The Riveter objects resulting from the analysis in that paper have not been shared in open access to preserve the privacy of the fanfiction community.

If you just want to explore the Riveter models explored in that paper, you can skip this notebook and go straight to the next two, which import the scores from a csv that is the output of this notebook.

## Import libraries

In [1]:
# importing the requirements

from collections import defaultdict
import os
import numpy as np
import pandas as pd
import random
from riveter import Riveter

import csv
# import scipy.stats as stats
# from scipy.stats import pearsonr
# from collections import Counter
# from datetime import datetime
# from sklearn.preprocessing import LabelEncoder
# from sklearn.feature_extraction.text import CountVectorizer
# from pprint import pprint

# import seaborn as sns
# import matplotlib.pyplot as plt
import pickle

# import IPython.display as display

# SPACY & COREF IMPORTS
import spacy
import spacy_experimental
nlp = spacy.load("en_core_web_sm")
nlp_coref = spacy.load("en_coreference_web_trf")
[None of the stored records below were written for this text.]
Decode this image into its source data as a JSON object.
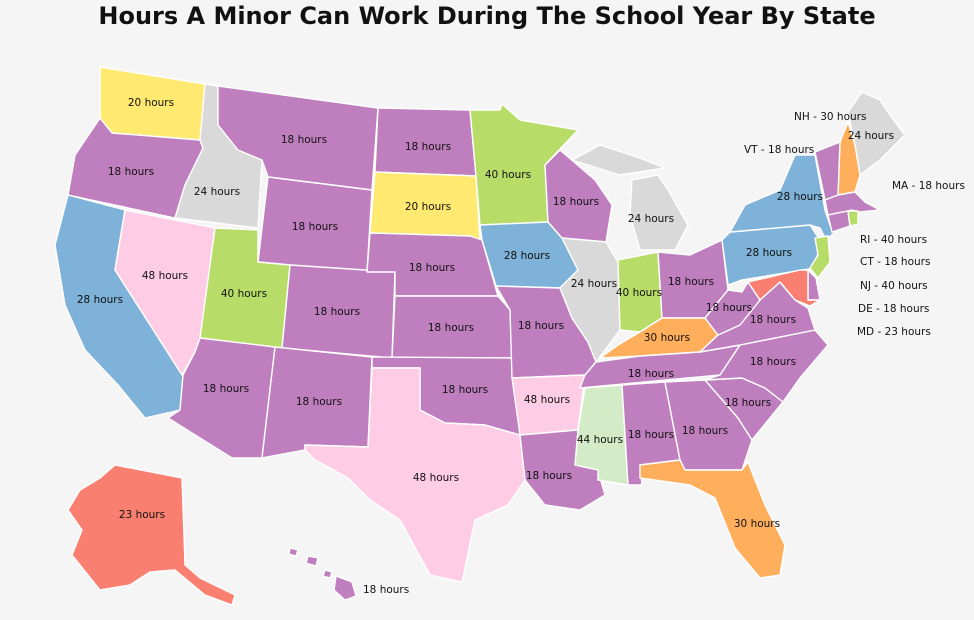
{
  "title": "Hours A Minor Can Work During The School Year By State",
  "colors": {
    "h18": "#bf7fbf",
    "h20": "#ffe970",
    "h23": "#f98070",
    "h24": "#d9d9d9",
    "h28": "#7eb2d8",
    "h30": "#ffae5c",
    "h40": "#b8dc68",
    "h44": "#d4ebc8",
    "h48": "#ffcce6"
  },
  "states": {
    "WA": {
      "hours": 20,
      "label": "20 hours"
    },
    "OR": {
      "hours": 18,
      "label": "18 hours"
    },
    "CA": {
      "hours": 28,
      "label": "28 hours"
    },
    "NV": {
      "hours": 48,
      "label": "48 hours"
    },
    "ID": {
      "hours": 24,
      "label": "24 hours"
    },
    "MT": {
      "hours": 18,
      "label": "18 hours"
    },
    "WY": {
      "hours": 18,
      "label": "18 hours"
    },
    "UT": {
      "hours": 40,
      "label": "40 hours"
    },
    "AZ": {
      "hours": 18,
      "label": "18 hours"
    },
    "CO": {
      "hours": 18,
      "label": "18 hours"
    },
    "NM": {
      "hours": 18,
      "label": "18 hours"
    },
    "ND": {
      "hours": 18,
      "label": "18 hours"
    },
    "SD": {
      "hours": 20,
      "label": "20 hours"
    },
    "NE": {
      "hours": 18,
      "label": "18 hours"
    },
    "KS": {
      "hours": 18,
      "label": "18 hours"
    },
    "OK": {
      "hours": 18,
      "label": "18 hours"
    },
    "TX": {
      "hours": 48,
      "label": "48 hours"
    },
    "MN": {
      "hours": 40,
      "label": "40 hours"
    },
    "IA": {
      "hours": 28,
      "label": "28 hours"
    },
    "MO": {
      "hours": 18,
      "label": "18 hours"
    },
    "AR": {
      "hours": 48,
      "label": "48 hours"
    },
    "LA": {
      "hours": 18,
      "label": "18 hours"
    },
    "WI": {
      "hours": 18,
      "label": "18 hours"
    },
    "IL": {
      "hours": 24,
      "label": "24 hours"
    },
    "MI": {
      "hours": 24,
      "label": "24 hours"
    },
    "IN": {
      "hours": 40,
      "label": "40 hours"
    },
    "OH": {
      "hours": 18,
      "label": "18 hours"
    },
    "KY": {
      "hours": 30,
      "label": "30 hours"
    },
    "TN": {
      "hours": 18,
      "label": "18 hours"
    },
    "MS": {
      "hours": 44,
      "label": "44 hours"
    },
    "AL": {
      "hours": 18,
      "label": "18 hours"
    },
    "GA": {
      "hours": 18,
      "label": "18 hours"
    },
    "FL": {
      "hours": 30,
      "label": "30 hours"
    },
    "SC": {
      "hours": 18,
      "label": "18 hours"
    },
    "NC": {
      "hours": 18,
      "label": "18 hours"
    },
    "VA": {
      "hours": 18,
      "label": "18 hours"
    },
    "WV": {
      "hours": 18,
      "label": "18 hours"
    },
    "PA": {
      "hours": 28,
      "label": "28 hours"
    },
    "NY": {
      "hours": 28,
      "label": "28 hours"
    },
    "ME": {
      "hours": 24,
      "label": "24 hours"
    },
    "AK": {
      "hours": 23,
      "label": "23 hours"
    },
    "HI": {
      "hours": 18,
      "label": "18 hours"
    },
    "NH": {
      "hours": 30,
      "label": "NH - 30 hours"
    },
    "VT": {
      "hours": 18,
      "label": "VT - 18 hours"
    },
    "MA": {
      "hours": 18,
      "label": "MA - 18 hours"
    },
    "RI": {
      "hours": 40,
      "label": "RI - 40 hours"
    },
    "CT": {
      "hours": 18,
      "label": "CT - 18 hours"
    },
    "NJ": {
      "hours": 40,
      "label": "NJ - 40 hours"
    },
    "DE": {
      "hours": 18,
      "label": "DE - 18 hours"
    },
    "MD": {
      "hours": 23,
      "label": "MD - 23 hours"
    }
  }
}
nlp_coref.replace_listeners("transformer", "coref", ["model.tok2vec"])
nlp_coref.replace_listeners("transformer", "span_resolver", ["model.tok2vec"])

nlp.add_pipe("coref", source=nlp_coref)
nlp.add_pipe("span_resolver", source=nlp_coref)
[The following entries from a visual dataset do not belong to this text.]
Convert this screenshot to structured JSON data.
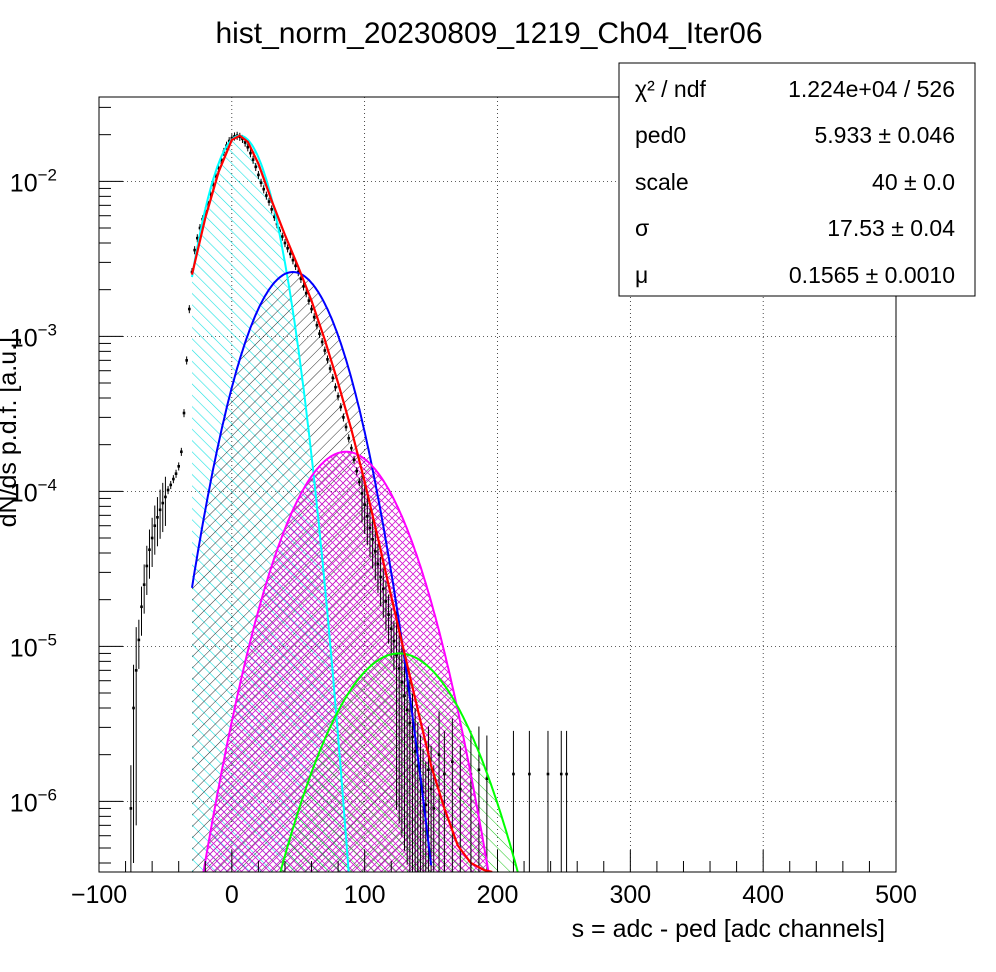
{
  "chart_data": {
    "type": "histogram",
    "title": "hist_norm_20230809_1219_Ch04_Iter06",
    "xlabel": "s = adc - ped [adc channels]",
    "ylabel": "dN/ds p.d.f. [a.u.]",
    "xlim": [
      -100,
      500
    ],
    "ylim": [
      3.5e-07,
      0.035
    ],
    "y_scale": "log",
    "grid": true,
    "x_ticks": [
      {
        "value": -100,
        "label": "−100"
      },
      {
        "value": 0,
        "label": "0"
      },
      {
        "value": 100,
        "label": "100"
      },
      {
        "value": 200,
        "label": "200"
      },
      {
        "value": 300,
        "label": "300"
      },
      {
        "value": 400,
        "label": "400"
      },
      {
        "value": 500,
        "label": "500"
      }
    ],
    "y_ticks": [
      {
        "value": 0.01,
        "base": "10",
        "exp": "−2"
      },
      {
        "value": 0.001,
        "base": "10",
        "exp": "−3"
      },
      {
        "value": 0.0001,
        "base": "10",
        "exp": "−4"
      },
      {
        "value": 1e-05,
        "base": "10",
        "exp": "−5"
      },
      {
        "value": 1e-06,
        "base": "10",
        "exp": "−6"
      }
    ],
    "stats_box": {
      "position": "top-right",
      "rows": [
        {
          "name": "χ² / ndf",
          "value": "1.224e+04 / 526"
        },
        {
          "name": "ped0",
          "value": "5.933 ± 0.046"
        },
        {
          "name": "scale",
          "value": "40 ± 0.0"
        },
        {
          "name": "σ",
          "value": "17.53 ± 0.04"
        },
        {
          "name": "μ",
          "value": "0.1565 ± 0.0010"
        }
      ]
    },
    "histogram": {
      "points": [
        [
          -76,
          9e-07
        ],
        [
          -74,
          4e-06
        ],
        [
          -72,
          7e-06
        ],
        [
          -70,
          1.1e-05
        ],
        [
          -68,
          1.8e-05
        ],
        [
          -66,
          2.5e-05
        ],
        [
          -64,
          3.3e-05
        ],
        [
          -62,
          4.2e-05
        ],
        [
          -60,
          5e-05
        ],
        [
          -58,
          6e-05
        ],
        [
          -56,
          6.8e-05
        ],
        [
          -54,
          7.6e-05
        ],
        [
          -52,
          8.4e-05
        ],
        [
          -50,
          9.2e-05
        ],
        [
          -48,
          0.000102
        ],
        [
          -46,
          0.00011
        ],
        [
          -44,
          0.00012
        ],
        [
          -42,
          0.00013
        ],
        [
          -40,
          0.000145
        ],
        [
          -38,
          0.00018
        ],
        [
          -36,
          0.00032
        ],
        [
          -34,
          0.0007
        ],
        [
          -32,
          0.0015
        ],
        [
          -30,
          0.0026
        ],
        [
          -28,
          0.0036
        ],
        [
          -26,
          0.0043
        ],
        [
          -24,
          0.005
        ],
        [
          -22,
          0.0057
        ],
        [
          -20,
          0.0064
        ],
        [
          -18,
          0.0073
        ],
        [
          -16,
          0.0083
        ],
        [
          -14,
          0.0095
        ],
        [
          -12,
          0.0108
        ],
        [
          -10,
          0.0122
        ],
        [
          -8,
          0.0138
        ],
        [
          -6,
          0.0155
        ],
        [
          -4,
          0.017
        ],
        [
          -2,
          0.0182
        ],
        [
          0,
          0.019
        ],
        [
          2,
          0.0195
        ],
        [
          4,
          0.0197
        ],
        [
          6,
          0.0194
        ],
        [
          8,
          0.0188
        ],
        [
          10,
          0.0178
        ],
        [
          12,
          0.0166
        ],
        [
          14,
          0.0152
        ],
        [
          16,
          0.0138
        ],
        [
          18,
          0.0124
        ],
        [
          20,
          0.011
        ],
        [
          22,
          0.0098
        ],
        [
          24,
          0.0089
        ],
        [
          26,
          0.0081
        ],
        [
          28,
          0.0074
        ],
        [
          30,
          0.0066
        ],
        [
          32,
          0.0059
        ],
        [
          34,
          0.0053
        ],
        [
          36,
          0.0048
        ],
        [
          38,
          0.0044
        ],
        [
          40,
          0.004
        ],
        [
          42,
          0.0037
        ],
        [
          44,
          0.0034
        ],
        [
          46,
          0.0031
        ],
        [
          48,
          0.00285
        ],
        [
          50,
          0.0026
        ],
        [
          52,
          0.00235
        ],
        [
          54,
          0.0021
        ],
        [
          56,
          0.0019
        ],
        [
          58,
          0.0017
        ],
        [
          60,
          0.0015
        ],
        [
          62,
          0.00133
        ],
        [
          64,
          0.00118
        ],
        [
          66,
          0.00104
        ],
        [
          68,
          0.00092
        ],
        [
          70,
          0.00081
        ],
        [
          72,
          0.00071
        ],
        [
          74,
          0.00062
        ],
        [
          76,
          0.00054
        ],
        [
          78,
          0.00047
        ],
        [
          80,
          0.00041
        ],
        [
          82,
          0.00035
        ],
        [
          84,
          0.0003
        ],
        [
          86,
          0.00026
        ],
        [
          88,
          0.00022
        ],
        [
          90,
          0.00019
        ],
        [
          92,
          0.00016
        ],
        [
          94,
          0.000135
        ],
        [
          96,
          0.000115
        ],
        [
          98,
          9.7e-05
        ],
        [
          100,
          8.2e-05
        ],
        [
          102,
          6.9e-05
        ],
        [
          104,
          5.8e-05
        ],
        [
          106,
          4.9e-05
        ],
        [
          108,
          4.1e-05
        ],
        [
          110,
          3.4e-05
        ],
        [
          112,
          2.8e-05
        ],
        [
          114,
          2.35e-05
        ],
        [
          116,
          1.95e-05
        ],
        [
          118,
          1.6e-05
        ],
        [
          120,
          1.3e-05
        ],
        [
          122,
          1.08e-05
        ],
        [
          124,
          8.8e-06
        ],
        [
          126,
          7.2e-06
        ],
        [
          128,
          5.9e-06
        ],
        [
          130,
          4.8e-06
        ],
        [
          132,
          3.9e-06
        ],
        [
          134,
          3.2e-06
        ],
        [
          136,
          2.6e-06
        ],
        [
          138,
          2.1e-06
        ],
        [
          140,
          1.7e-06
        ],
        [
          142,
          1.4e-06
        ],
        [
          144,
          1.15e-06
        ],
        [
          146,
          9.5e-07
        ],
        [
          148,
          1.6e-06
        ],
        [
          150,
          1.2e-06
        ],
        [
          152,
          9e-07
        ],
        [
          156,
          2e-06
        ],
        [
          160,
          1.5e-06
        ],
        [
          166,
          1.8e-06
        ],
        [
          172,
          1.2e-06
        ],
        [
          180,
          1.5e-06
        ],
        [
          186,
          1.6e-06
        ],
        [
          192,
          1.4e-06
        ],
        [
          212,
          1.5e-06
        ],
        [
          224,
          1.5e-06
        ],
        [
          238,
          1.5e-06
        ],
        [
          248,
          1.5e-06
        ],
        [
          252,
          1.5e-06
        ]
      ]
    },
    "fit": {
      "total": {
        "color": "#ff0000",
        "xrange": [
          -30,
          196
        ],
        "points": [
          [
            -30,
            0.0025
          ],
          [
            -20,
            0.0058
          ],
          [
            -10,
            0.0115
          ],
          [
            0,
            0.0185
          ],
          [
            6,
            0.0197
          ],
          [
            12,
            0.018
          ],
          [
            20,
            0.013
          ],
          [
            30,
            0.0075
          ],
          [
            40,
            0.0045
          ],
          [
            50,
            0.0028
          ],
          [
            60,
            0.0017
          ],
          [
            70,
            0.00095
          ],
          [
            80,
            0.0005
          ],
          [
            90,
            0.00025
          ],
          [
            100,
            0.000115
          ],
          [
            110,
            5e-05
          ],
          [
            120,
            2.1e-05
          ],
          [
            130,
            9e-06
          ],
          [
            140,
            3.9e-06
          ],
          [
            150,
            1.7e-06
          ],
          [
            160,
            9e-07
          ],
          [
            170,
            5.2e-07
          ],
          [
            180,
            4e-07
          ],
          [
            190,
            3.6e-07
          ],
          [
            196,
            3.5e-07
          ]
        ]
      },
      "components": [
        {
          "color": "#00ffff",
          "mu": 5.93,
          "sigma": 17.53,
          "amp": 0.0197,
          "xrange": [
            -30,
            100
          ]
        },
        {
          "color": "#0000ff",
          "mu": 45.93,
          "sigma": 24.79,
          "amp": 0.0026,
          "xrange": [
            -30,
            150
          ]
        },
        {
          "color": "#ff00ff",
          "mu": 85.93,
          "sigma": 30.36,
          "amp": 0.00018,
          "xrange": [
            -30,
            200
          ]
        },
        {
          "color": "#00ff00",
          "mu": 125.93,
          "sigma": 35.06,
          "amp": 9e-06,
          "xrange": [
            -30,
            250
          ]
        }
      ]
    }
  }
}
<spacy_experimental.coref.span_resolver_component.SpanResolver at 0x7fc6b3a390a0>

I created the Riveter models out of all stories under 10.000 characters in the HadPer subset, because of length limitations related to coreference resolution.
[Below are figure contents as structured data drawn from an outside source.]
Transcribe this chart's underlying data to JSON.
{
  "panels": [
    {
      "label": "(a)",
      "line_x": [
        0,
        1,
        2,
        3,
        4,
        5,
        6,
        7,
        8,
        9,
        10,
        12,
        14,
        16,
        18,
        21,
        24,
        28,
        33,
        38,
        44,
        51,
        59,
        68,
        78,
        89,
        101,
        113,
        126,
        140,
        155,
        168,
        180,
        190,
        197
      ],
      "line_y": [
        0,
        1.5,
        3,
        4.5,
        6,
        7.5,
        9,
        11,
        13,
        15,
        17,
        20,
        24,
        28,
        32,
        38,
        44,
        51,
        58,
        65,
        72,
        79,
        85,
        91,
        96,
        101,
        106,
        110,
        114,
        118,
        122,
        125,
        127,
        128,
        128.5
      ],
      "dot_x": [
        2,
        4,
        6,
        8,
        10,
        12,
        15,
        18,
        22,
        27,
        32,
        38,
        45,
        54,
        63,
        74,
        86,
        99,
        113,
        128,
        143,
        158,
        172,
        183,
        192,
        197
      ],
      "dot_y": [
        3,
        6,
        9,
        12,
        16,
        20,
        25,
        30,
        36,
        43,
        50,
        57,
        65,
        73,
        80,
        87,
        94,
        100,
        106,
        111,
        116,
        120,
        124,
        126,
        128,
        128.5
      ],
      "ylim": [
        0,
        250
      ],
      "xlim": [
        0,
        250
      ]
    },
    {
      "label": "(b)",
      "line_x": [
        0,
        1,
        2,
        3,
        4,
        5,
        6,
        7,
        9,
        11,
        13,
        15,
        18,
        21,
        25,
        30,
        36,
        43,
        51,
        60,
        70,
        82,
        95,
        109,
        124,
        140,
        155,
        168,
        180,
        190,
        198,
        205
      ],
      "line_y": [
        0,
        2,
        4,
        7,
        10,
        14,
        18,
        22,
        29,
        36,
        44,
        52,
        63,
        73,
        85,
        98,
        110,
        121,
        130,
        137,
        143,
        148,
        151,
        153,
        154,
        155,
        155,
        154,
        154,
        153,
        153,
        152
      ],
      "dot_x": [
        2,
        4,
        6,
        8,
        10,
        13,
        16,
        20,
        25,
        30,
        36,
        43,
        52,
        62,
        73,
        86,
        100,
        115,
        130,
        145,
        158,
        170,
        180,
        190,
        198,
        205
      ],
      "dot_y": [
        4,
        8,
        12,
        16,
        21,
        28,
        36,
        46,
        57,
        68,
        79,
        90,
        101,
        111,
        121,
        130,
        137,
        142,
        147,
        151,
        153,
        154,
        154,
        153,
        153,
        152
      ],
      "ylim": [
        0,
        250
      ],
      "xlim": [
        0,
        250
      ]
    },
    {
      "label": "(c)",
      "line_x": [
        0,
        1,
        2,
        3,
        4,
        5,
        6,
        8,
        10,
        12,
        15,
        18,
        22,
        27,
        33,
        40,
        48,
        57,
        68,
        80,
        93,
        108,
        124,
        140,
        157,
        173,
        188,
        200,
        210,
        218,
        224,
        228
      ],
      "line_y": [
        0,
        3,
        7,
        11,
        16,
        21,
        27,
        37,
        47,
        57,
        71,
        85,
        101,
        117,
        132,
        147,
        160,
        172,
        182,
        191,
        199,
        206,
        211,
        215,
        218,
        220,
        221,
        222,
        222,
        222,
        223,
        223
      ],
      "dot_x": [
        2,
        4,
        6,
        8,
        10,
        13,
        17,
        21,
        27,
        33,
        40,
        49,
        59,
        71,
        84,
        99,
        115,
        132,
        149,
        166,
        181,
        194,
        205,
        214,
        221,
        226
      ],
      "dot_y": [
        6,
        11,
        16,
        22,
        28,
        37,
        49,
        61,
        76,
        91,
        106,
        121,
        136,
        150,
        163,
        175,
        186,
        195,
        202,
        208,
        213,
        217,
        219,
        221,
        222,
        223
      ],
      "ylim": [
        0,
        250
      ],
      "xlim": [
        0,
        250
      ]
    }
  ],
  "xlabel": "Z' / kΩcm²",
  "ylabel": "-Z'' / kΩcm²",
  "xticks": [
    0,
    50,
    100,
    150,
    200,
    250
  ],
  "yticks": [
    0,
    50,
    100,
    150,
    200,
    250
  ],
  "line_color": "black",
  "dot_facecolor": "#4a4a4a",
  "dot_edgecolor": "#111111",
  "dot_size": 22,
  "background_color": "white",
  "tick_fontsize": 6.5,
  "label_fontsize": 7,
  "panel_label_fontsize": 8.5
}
## Loading models and data

In [2]:
with open("YOUR_RIVETER_OBJECT.pkl", 'rb') as f: # insert the name of your pickled Riveter object here.
    riveter = pickle.load(f)

In [4]:
# also load your csv of work-ids

df = pd.read_csv('YOUR_FILE_NAME_HERE.csv')

In [None]:
# quick sanity check
df.head()

# What are the power scores?

In [None]:
# Create a function to get the score for the desired entities
# Hades is used as an example here, assuming Riveter's power lexicon has been applied

def get_character_score(identifier):
    scores = riveter.get_scores_for_doc(identifier)  # get the word-score dictionary
    return scores.get('hades', None)  # get the score for 'hades', or None if not found

# Apply the function to each identifier and create a new column for the scores
df['hades_power'] = df['work_id'].apply(get_character_score).astype(float)

In [None]:
# You can get some descriptive statistics of the scores

df['hades_power'].dropna().describe()

# Get Power Differential

In [9]:
# If you have used the code above to extract power-scores for two entities you can calculate the difference scores
# hades and persephone are used as an example here
# Ensure the 'hades' and 'persephone' columns are of float type

df['hades_power'] = df['hades_power'].astype(float).dropna()
df['persephone_power'] = df['persephone_power'].astype(float).dropna()

# Now calculate the power difference and store it in the new column
df['power_diff'] = df['hades_power'] - df['persephone_power']

This way a *negative* power difference indicates that Persephone was the higher-powered entity

In [12]:
df['power_diff'].describe()

## You can now save these scores to a csv

In [None]:
df.to_csv('scores.csv', index=False)

# In the notebooks that follow, my own csv of scores is titled 'CCLS2025.csv'